Rezemos ainda pelos falecidos e por todos aqueles que padecem devido às tempestades que nos últimos dias atingiram Portugal e o sul da Itália. E não nos esqueçamos das populações de Moçambique, duramente provadas pelas inundações.
Hoje, na Itália, celebra-se o “Dia Nacional das Vítimas Civis das Guerras e dos Conflitos no Mundo”. Infelizmente, esta iniciativa é tragicamente atual: todos os dias, registram-se vítimas civis de ações armadas que violam abertamente a moral e o direito. Os mortos e feridos de ontem e de hoje serão verdadeiramente honrados quando se puser fim a esta injustiça intolerável.
Na próxima sexta-feira, terão início os Jogos Olímpicos de Inverno de Milão-Cortina, seguidos pelos Jogos Paraolímpicos. Dirijo as minhas felicitações aos organizadores e a todos os atletas. Estes grandes eventos desportivos constituem uma forte mensagem de fraternidade e reavivam a esperança num mundo em paz. É este também o sentido da trégua olímpica, um costume muito antigo que acompanha o desenrolar dos Jogos. Espero que, nesta ocasião, aqueles que no coração têm a paz entre os povos e que ocupam cargos de autoridade saibam realizar gestos concretos de distensão e diálogo.
Saúdo todos vós, queridos romanos e peregrinos vindos de vários países!

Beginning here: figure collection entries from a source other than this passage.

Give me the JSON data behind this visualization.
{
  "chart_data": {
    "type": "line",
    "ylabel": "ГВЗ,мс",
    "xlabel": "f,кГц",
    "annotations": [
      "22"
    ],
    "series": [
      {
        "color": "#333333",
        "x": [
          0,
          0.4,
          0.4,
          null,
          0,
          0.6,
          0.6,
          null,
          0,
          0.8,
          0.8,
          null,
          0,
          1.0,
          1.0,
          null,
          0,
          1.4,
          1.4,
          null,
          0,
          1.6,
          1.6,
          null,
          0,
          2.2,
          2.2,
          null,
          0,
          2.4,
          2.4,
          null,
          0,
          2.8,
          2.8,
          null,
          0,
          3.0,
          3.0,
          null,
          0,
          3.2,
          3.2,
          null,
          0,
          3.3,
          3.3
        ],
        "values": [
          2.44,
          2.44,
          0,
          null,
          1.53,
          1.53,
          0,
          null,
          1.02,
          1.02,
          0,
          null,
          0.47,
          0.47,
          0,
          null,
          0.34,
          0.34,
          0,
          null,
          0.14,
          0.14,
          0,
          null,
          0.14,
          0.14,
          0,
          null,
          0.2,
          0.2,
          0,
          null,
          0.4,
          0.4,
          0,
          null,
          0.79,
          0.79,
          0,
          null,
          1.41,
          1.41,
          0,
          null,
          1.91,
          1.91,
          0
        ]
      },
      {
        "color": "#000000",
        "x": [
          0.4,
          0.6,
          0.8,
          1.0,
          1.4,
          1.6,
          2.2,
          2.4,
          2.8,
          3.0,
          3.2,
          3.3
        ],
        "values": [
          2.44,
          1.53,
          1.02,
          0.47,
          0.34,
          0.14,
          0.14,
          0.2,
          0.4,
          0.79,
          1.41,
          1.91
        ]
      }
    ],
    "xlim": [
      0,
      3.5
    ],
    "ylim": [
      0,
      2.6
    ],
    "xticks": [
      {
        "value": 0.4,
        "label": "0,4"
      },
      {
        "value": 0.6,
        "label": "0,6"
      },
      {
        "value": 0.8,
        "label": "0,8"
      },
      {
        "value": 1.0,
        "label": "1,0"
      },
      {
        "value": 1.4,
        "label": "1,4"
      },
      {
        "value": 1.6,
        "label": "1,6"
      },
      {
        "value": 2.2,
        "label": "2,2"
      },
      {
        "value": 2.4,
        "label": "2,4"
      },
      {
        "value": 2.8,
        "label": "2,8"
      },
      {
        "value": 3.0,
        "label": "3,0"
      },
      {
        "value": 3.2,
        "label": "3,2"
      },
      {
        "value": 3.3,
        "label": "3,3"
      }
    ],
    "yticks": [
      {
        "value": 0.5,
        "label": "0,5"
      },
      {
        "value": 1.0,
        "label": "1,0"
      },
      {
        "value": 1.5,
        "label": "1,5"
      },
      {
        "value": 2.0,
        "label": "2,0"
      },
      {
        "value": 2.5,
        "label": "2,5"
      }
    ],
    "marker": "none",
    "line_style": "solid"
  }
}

Em particular, tenho a alegria de dar as boas-vindas aos membros do movimento Luz-Vida da Diocese de Siedlce, na Polónia, acompanhados pelo Bispo Auxiliar. Saúdo os grupos de fiéis do Paraná, na Argentina; de Chojnice, Varsóvia, Wrocław e Wagrowiec, na Polónia; de Pula e Sinj, na Croácia; da Cidade da Guatemala e de San Salvador; bem como os estudantes do Instituto “Rodríguez Moñino” de Badajoz e os de Cuenca, em Espanha. Saúdo também os devotos da Nossa Senhora dos Milagres de Corbetta, em Milão.
Agradeço de coração pelas vossas orações e desejo a todos um bom domingo!